Cleopatra, Nefertiti, Nefertari … women who are famous as the wives of pharaohs in Ancient Egypt. Many women had a relatively high status and some enjoyed the legal right to own, inherit and bequeath property. But for a woman to become pharaoh in her own right was very rare, and Hatshepsut (1507–1458 BC) is only the second that we know of with certainty.
(To help with pronunciation and as an aid to memory, her name is often spoken as Hat-cheap-suit)
Hatshepsut came to the throne of Egypt in 1478 BC and ruled for 20 years as the fifth pharaoh of the Eighteenth Dynasty. Her pedigree was impeccable as she was the daughter, sister and wife of a king. She was the daughter and only child of Thutmose I and a wife of Thutmose II. Officially, she ruled jointly with Thutmose III, son of Thutmose II by another wife named Iset, but he was still only a baby who had ascended to the throne the previous year as a child of about two years old.
Growing up in the royal house, the 29-year old Hatshepsut was familiar with pharaonic traditions and was also well-versed in matters of religion. She identified herself with the wife of the chief god Amun and assumed the royal regalia and symbols of the Pharaonic office. This included wearing a head cloth topped with the uraeus, an upright cobra which was recognised as a symbol of sovereignty and divine authority. In official representations she is often shown wearing the traditional false beard which was also adopted by male pharaohs.
Hatshepsut is generally regarded by Egyptologists as one of the most successful of all pharaohs, male or female. She re-established international trade networks and built a fleet of ships to trade across the Red Sea. She personally organised the most famous ancient Egyptian expedition, a voyage of 210 men in five ships to the fabled Land of Punt. The precise location of this country is still debated but Hatshepsut’s scribes described it as “The Land of the Gods, a region far to the east in the direction of the sunrise”.

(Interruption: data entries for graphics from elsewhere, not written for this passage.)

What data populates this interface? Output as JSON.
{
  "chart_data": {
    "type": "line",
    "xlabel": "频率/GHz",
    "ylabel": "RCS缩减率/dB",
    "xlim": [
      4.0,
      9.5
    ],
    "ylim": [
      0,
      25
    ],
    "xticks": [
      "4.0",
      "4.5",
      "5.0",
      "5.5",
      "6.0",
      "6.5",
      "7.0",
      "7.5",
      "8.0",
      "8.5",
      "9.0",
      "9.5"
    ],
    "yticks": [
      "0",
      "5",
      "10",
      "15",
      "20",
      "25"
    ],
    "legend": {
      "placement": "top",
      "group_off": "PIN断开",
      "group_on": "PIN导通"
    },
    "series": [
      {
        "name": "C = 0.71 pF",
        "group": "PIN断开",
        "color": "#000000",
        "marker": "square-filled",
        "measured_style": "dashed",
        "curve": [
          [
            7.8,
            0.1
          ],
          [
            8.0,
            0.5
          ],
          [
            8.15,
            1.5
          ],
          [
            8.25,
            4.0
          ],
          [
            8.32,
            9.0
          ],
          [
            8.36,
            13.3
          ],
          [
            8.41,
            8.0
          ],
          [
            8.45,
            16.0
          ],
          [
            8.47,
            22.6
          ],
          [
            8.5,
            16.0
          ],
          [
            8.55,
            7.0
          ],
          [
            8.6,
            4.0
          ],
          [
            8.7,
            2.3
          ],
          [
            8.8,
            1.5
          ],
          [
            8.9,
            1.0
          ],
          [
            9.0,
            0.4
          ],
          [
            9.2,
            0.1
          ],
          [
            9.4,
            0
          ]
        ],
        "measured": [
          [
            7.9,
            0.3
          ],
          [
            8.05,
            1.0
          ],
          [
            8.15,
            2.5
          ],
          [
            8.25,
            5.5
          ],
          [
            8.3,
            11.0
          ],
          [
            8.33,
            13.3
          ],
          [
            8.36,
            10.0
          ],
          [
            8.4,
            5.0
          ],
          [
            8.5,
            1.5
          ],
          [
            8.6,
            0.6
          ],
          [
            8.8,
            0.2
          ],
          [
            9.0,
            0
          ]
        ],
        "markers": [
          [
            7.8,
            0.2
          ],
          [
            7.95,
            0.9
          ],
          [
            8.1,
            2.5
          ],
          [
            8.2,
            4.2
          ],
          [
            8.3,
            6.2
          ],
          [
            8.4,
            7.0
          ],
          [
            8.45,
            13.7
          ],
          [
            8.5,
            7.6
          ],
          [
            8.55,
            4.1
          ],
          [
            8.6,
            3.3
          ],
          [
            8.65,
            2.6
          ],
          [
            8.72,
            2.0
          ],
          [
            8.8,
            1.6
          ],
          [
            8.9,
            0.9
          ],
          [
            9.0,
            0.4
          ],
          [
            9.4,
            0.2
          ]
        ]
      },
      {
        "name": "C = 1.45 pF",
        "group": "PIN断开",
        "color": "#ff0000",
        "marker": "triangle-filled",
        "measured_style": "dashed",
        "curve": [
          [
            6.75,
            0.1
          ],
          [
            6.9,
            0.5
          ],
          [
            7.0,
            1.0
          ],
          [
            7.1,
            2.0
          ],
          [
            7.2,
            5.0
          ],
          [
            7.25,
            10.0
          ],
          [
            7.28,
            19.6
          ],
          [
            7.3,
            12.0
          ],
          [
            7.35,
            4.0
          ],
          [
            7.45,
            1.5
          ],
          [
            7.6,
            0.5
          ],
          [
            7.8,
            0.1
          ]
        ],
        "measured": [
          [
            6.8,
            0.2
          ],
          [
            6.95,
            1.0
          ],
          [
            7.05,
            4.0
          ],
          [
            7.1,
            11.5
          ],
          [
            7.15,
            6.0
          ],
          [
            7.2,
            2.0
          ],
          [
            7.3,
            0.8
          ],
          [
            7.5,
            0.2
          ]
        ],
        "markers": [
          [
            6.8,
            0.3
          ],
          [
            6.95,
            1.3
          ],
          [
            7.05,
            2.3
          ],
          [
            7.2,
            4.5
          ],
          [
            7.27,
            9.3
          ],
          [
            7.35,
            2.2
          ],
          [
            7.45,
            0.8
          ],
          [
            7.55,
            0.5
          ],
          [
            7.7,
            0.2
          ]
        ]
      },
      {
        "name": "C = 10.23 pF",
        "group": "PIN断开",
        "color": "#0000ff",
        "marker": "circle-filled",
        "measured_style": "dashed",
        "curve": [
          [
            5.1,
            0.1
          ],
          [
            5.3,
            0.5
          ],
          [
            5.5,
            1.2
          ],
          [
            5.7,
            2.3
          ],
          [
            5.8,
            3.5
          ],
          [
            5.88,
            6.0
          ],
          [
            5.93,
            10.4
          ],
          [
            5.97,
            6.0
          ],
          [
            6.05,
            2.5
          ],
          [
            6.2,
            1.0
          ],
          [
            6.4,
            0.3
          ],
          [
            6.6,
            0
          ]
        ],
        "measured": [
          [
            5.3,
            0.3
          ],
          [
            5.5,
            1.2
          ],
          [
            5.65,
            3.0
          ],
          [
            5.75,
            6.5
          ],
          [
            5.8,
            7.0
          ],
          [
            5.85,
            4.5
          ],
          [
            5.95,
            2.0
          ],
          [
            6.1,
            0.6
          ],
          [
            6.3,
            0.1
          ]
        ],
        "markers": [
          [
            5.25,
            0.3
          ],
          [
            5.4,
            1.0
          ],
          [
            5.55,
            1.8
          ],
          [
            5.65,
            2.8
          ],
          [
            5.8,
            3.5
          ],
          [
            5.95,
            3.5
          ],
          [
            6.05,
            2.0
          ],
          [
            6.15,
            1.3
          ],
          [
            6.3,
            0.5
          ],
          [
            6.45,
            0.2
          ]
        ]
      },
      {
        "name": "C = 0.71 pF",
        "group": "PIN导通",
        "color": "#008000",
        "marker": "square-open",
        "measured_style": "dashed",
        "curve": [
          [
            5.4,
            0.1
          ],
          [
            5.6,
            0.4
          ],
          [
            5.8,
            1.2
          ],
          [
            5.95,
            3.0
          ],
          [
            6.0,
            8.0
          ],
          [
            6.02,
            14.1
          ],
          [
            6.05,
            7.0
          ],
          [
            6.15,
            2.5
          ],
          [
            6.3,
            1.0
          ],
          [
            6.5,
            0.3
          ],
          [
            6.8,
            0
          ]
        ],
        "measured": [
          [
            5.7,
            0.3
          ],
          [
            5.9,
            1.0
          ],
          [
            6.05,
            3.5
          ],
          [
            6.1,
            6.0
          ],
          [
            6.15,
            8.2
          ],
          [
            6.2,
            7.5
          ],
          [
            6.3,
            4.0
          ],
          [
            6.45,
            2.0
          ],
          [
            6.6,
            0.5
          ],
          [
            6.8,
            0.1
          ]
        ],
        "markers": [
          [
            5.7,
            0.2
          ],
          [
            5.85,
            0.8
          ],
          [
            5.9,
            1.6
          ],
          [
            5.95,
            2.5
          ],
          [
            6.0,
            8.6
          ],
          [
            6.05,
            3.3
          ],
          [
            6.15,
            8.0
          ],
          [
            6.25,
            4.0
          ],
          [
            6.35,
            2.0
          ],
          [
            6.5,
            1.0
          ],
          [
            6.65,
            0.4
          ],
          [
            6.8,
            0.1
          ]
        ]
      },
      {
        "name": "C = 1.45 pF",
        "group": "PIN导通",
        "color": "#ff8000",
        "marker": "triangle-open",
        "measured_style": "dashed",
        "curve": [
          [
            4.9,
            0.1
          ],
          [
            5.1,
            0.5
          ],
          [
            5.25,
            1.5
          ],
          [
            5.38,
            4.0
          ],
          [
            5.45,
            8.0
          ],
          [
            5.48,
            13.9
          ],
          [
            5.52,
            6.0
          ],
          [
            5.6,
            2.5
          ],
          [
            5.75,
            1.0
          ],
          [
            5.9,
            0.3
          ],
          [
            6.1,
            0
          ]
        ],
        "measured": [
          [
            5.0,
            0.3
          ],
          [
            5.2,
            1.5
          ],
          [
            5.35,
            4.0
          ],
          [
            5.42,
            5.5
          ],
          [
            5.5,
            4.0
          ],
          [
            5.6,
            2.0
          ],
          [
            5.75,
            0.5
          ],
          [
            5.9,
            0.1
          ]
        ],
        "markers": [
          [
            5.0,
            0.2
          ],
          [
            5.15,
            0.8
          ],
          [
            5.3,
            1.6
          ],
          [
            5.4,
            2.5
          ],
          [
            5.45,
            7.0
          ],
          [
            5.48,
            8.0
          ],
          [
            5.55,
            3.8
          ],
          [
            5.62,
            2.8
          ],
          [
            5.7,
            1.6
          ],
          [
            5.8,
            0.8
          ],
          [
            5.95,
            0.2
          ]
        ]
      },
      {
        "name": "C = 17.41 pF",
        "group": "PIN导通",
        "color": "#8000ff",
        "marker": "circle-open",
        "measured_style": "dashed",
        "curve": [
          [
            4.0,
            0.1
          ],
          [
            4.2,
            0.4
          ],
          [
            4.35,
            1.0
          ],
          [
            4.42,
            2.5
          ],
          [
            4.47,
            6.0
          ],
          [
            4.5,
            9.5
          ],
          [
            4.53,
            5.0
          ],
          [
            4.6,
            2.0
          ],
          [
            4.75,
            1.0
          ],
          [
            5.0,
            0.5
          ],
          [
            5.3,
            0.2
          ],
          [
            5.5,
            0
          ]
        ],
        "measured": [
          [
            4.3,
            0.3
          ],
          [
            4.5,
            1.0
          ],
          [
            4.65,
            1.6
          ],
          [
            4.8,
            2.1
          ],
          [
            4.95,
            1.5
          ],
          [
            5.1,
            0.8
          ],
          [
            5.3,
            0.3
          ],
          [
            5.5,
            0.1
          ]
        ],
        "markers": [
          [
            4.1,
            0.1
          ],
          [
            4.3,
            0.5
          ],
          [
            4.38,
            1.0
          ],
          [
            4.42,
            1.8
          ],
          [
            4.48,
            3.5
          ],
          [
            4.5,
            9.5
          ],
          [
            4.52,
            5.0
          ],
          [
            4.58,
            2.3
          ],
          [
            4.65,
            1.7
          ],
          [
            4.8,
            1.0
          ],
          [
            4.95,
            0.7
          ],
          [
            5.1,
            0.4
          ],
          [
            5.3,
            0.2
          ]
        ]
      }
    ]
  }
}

The ships returned laden with trade goods including gold, ivory, ebony, animal skins, live animals, fragrant woods, cinnamon, frankincense and myrrh. They also reputedly brought back 31 live myrrh trees, the roots carefully kept in baskets during the voyage. This is the first recorded attempt to transplant foreign trees and it is reported that Hatshepsut had them planted in the courts of her mortuary temple complex at Deir el-Bahri.
The expedition is commemorated in detailed reliefs on the walls of the temple at Deir el-Bahri, which are famous for the realistic depiction of the Queen of the Land of Punt, Queen Ati. The queen is shown (to the right in the image) as being relatively tall and generously proportioned, with large breasts and rolls of fat on her body.
Hatshepsut commissioned hundreds of construction projects during her reign. In pharaonic tradition she had monuments built at the Temple of Karnak in Luxor, erecting two obelisks at the entrance. At the time these were the tallest in the world, and one of them still stands as the tallest surviving ancient obelisk on Earth.
Also at Karnak she restored the Precinct of Mut, mother goddess and consort of Amun. This area, next to the main Temple of Karnak in Luxor, has long since fallen into disrepair but is remarkable for the enormous number of statues of the lion-headed goddess Sekhmet. (On my visit to Egypt many years ago I found this overgrown and abandoned area to be an atmospheric place, full of lion-headed statues standing, leaning over or lying on the ground, many cracked and broken. The area is little visited and off the tourist route, yet is just a few minutes away from the main temple, and I recommend it to all visitors to Egypt seeking a short respite from tour guides.).
The precise location of Hatshepsut’s tomb is unknown, but her masterpiece stands at the entrance to the Valley of the Kings. This is her great mortuary temple, designed by her vizier Senemut. It is unlike any other Egyptian temples such as those at Karnak or Philae, for instance, and the main building rises in symmetrical colonnaded tiers against a dramatic mountainous backdrop.
In fact it was the first grand building erected here and it was only later that the area became known as the Valley of the Kings when later pharaohs chose to follow her example. The site of the temple is known now as Deir el-Bahri but this is a much later Christian name which means Monastery of the North.
The walls inside the temple are covered in reliefs and hieroglyphics in magnificent colours. One section, known as the Birth Colonnade, describes the conception and birth of Hatshepsut as the daughter of Amun. The Punt Colonnade records her famous expedition to the mysterious ‘Land of the Gods’. The Royal Cult Chapel and Solar Cult Chapel depict scenes of the royal family making offerings to the gods.